Kandalama Hotel in Sigiriya, Sri Lanka by Geoffrey Bawa, 1991.
Sri Lankan architect Geoffrey Bawa passed away last Tuesday, the 27th of May, at the age of 83. Paralyzed and unable to speak after a stroke in 1998, Bawa remained active with his design practice until his final days. Spanning five decades, his career was marked by a sensitive approach to the environment and a unique balance between the modern and the vernacular.
Recipient of the Chairman's Award from the Aga Kahn Award for Architecture (the highest achievement from a group honoring architecture in countries with a strong Muslim presence), Bawa was widely recognized in his home country, as well as surrounding countries, but very little in the western hemisphere.
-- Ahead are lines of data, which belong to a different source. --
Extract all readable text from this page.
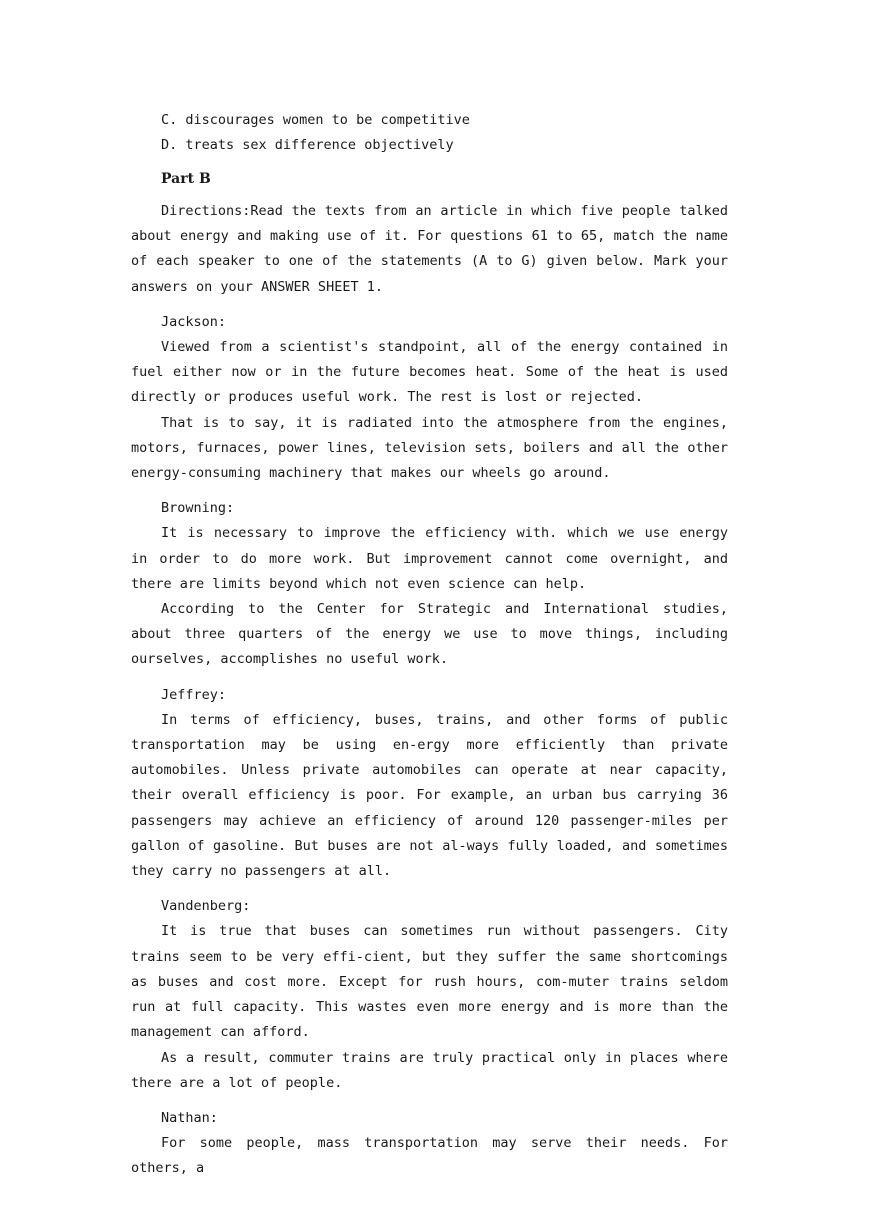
C. discourages women to be competitive

D. treats sex difference objectively

Part B

Directions:Read the texts from an article in which five people talked about energy and making use of it. For questions 61 to 65, match the name of each speaker to one of the statements (A to G) given below. Mark your answers on your ANSWER SHEET 1.

Jackson:

Viewed from a scientist's standpoint, all of the energy contained in fuel either now or in the future becomes heat. Some of the heat is used directly or produces useful work. The rest is lost or rejected.

That is to say, it is radiated into the atmosphere from the engines, motors, furnaces, power lines, television sets, boilers and all the other energy-consuming machinery that makes our wheels go around.

Browning:

It is necessary to improve the efficiency with. which we use energy in order to do more work. But improvement cannot come overnight, and there are limits beyond which not even science can help.

According to the Center for Strategic and International studies, about three quarters of the energy we use to move things, including ourselves, accomplishes no useful work.

Jeffrey:

In terms of efficiency, buses, trains, and other forms of public transportation may be using en-ergy more efficiently than private automobiles. Unless private automobiles can operate at near capacity, their overall efficiency is poor. For example, an urban bus carrying 36 passengers may achieve an efficiency of around 120 passenger-miles per gallon of gasoline. But buses are not al-ways fully loaded, and sometimes they carry no passengers at all.

Vandenberg:

It is true that buses can sometimes run without passengers. City trains seem to be very effi-cient, but they suffer the same shortcomings as buses and cost more. Except for rush hours, com-muter trains seldom run at full capacity. This wastes even more energy and is more than the management can afford.

As a result, commuter trains are truly practical only in places where there are a lot of people.

Nathan:

For some people, mass transportation may serve their needs. For others, a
A recent monograph, published by Thames & Hudson, finally brought some belated attention to the architect's buildings, which consist mainly of houses and hotels. The Kandalama Hotel is a fine example of the latter, made possible via Sri Lanka's popularity as a tourist destination, starting in the 1960's.
Completed in 1991, the Kandalama Hotel is indicative of Bawa's environmental sensitivity and contemporary/traditional balance, mentioned earlier. Confronted with a site at the foot of King Kaspaya's rock citadel, the architect persuaded the client to choose an alternative site, approximately 15km south on rocky terrain. The striking natural features proved a design challenge that the architect addressed by minimizing the impact of construction on the site. No earth-moving machines were used, and the sizable rock formations were kept, becoming an important element in the final design (click for section).
Other important elements of the design include its siting along the existing ridges (click for plan), exterior walkways along the cliff face of the hotel wings, and wood trellises with climbing vegetation. These elements help to blend the building into the site, create a relationship to its surroundings through exterior space, and blur the distinction between the natural and man-made, respectively. The masterful siting, spatial ambiguity, and facade articulation combine to create a one-of-a-kind experience for the traveler that is not common in an age of chain hotels and contextual ignorance.
The loss of Geoffrey Bawa is not the loss of his ideas. Expressed through his many buildings, these ideas embrace both the natural and the man-made through thoughtful intervention into the beautiful landscape of his native country. His was an architecture that embraced the modern, especially through space, but was grounded in the traditions of Sri Lanka, creating a unique synthesis that future architects can learn from.